Friction

Since friction is the major resisting force during an earthquake, it is the key to understanding how earthquakes grow, how large waves they generate and how big they are going to be. We are currently measuring fault roughness in the field and also doing laboratory experiments on rocks to try and establish what dynamical regime best describes the friction of rocks during earthquakes. Mechanisms like hydrodynamic lubrication (Brodsky and Kanamori, 2001) may help to explain low friction on faults during rupture.

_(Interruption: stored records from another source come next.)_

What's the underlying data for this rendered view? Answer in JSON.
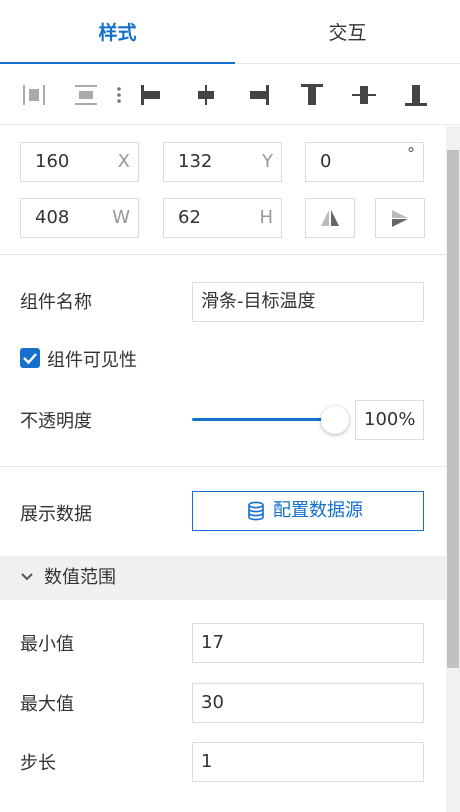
{
  "tabs": {
    "style_label": "样式",
    "interaction_label": "交互"
  },
  "toolbar": {
    "items": [
      "distribute-horizontal-icon",
      "distribute-vertical-icon",
      "more-vertical-icon",
      "align-left-icon",
      "align-center-horizontal-icon",
      "align-right-icon",
      "align-top-icon",
      "align-middle-vertical-icon",
      "align-bottom-icon"
    ]
  },
  "geometry": {
    "x_value": "160",
    "x_unit": "X",
    "y_value": "132",
    "y_unit": "Y",
    "rotation_value": "0",
    "rotation_unit": "°",
    "w_value": "408",
    "w_unit": "W",
    "h_value": "62",
    "h_unit": "H"
  },
  "component_name": {
    "label": "组件名称",
    "value": "滑条-目标温度"
  },
  "visibility": {
    "label": "组件可见性",
    "checked": true
  },
  "opacity": {
    "label": "不透明度",
    "value": "100%",
    "level": 100
  },
  "data_source": {
    "label": "展示数据",
    "button_label": "配置数据源"
  },
  "value_range": {
    "section_title": "数值范围",
    "min_label": "最小值",
    "min_value": "17",
    "max_label": "最大值",
    "max_value": "30",
    "step_label": "步长",
    "step_value": "1"
  },
  "colors": {
    "accent": "#1470cc",
    "border": "#dcdcdc",
    "section_bg": "#f0f0f0"
  }
}
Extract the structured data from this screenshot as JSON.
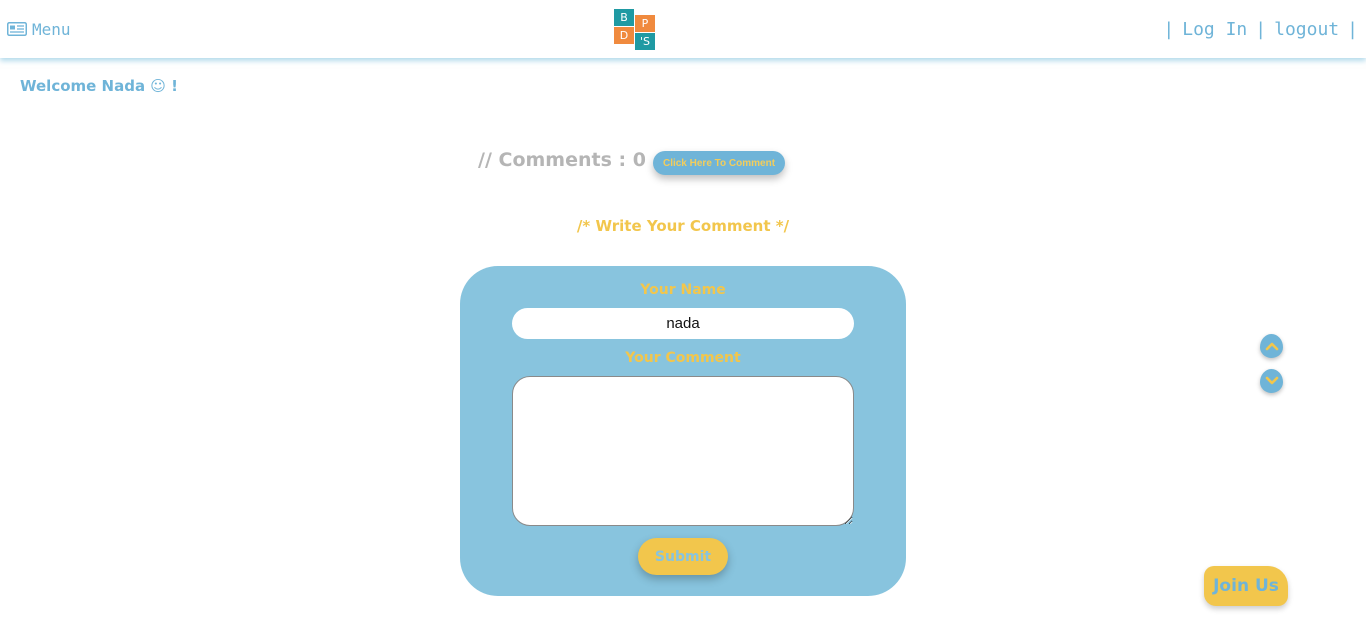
{
  "header": {
    "menu_label": "Menu",
    "menu_icon": "newspaper-icon",
    "logo_letters": [
      "B",
      "P",
      "D",
      "'S"
    ],
    "nav": {
      "sep1": "|",
      "login": "Log In",
      "sep2": "|",
      "logout": "logout",
      "sep3": "|"
    }
  },
  "welcome": {
    "text": "Welcome Nada ☺ !"
  },
  "comments": {
    "count_text": "// Comments : 0",
    "button_label": "Click Here To Comment",
    "write_title": "/* Write Your Comment */"
  },
  "form": {
    "name_label": "Your Name",
    "name_value": "nada",
    "comment_label": "Your Comment",
    "comment_value": "",
    "submit_label": "Submit"
  },
  "scroll": {
    "up_icon": "chevron-up-icon",
    "down_icon": "chevron-down-icon"
  },
  "join": {
    "label": "Join Us"
  },
  "colors": {
    "accent_blue": "#6fb4d8",
    "card_blue": "#88c4de",
    "accent_yellow": "#f2c64c",
    "logo_teal": "#1f9aa3",
    "logo_orange": "#f08a3e"
  }
}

LIDAR-measured topography of an exposed strike-slip fault

Seismic records of landslides also provide insight into natural friction processes. A landslide generates seismic waves by both shearing and loading the surface as the mass moves from a steep to a shallow slope. The effective force system is a horizontal single force. The amplitude of the seismic waves is proportional to the force drop during the landslide, just as during an earthquake the seismic wave amplitude is proportional to the seismic moment, i.e., the force drop multiplied by the source dimension. For landslides we know an additional variable that is unknown for the earthquake case. We know the gravitational driving force of the landslide while the magnitude of the tectonic forces that drive earthquakes are generally unknown. Therefore, we can find the absolute value of the frictional force for landslides whereas we are unable to perform this calculation for earthquakes. In Brodsky et al. 2003, we found that three large volcanic landslides were all consistent with an apparent coefficient of friction of 0.2.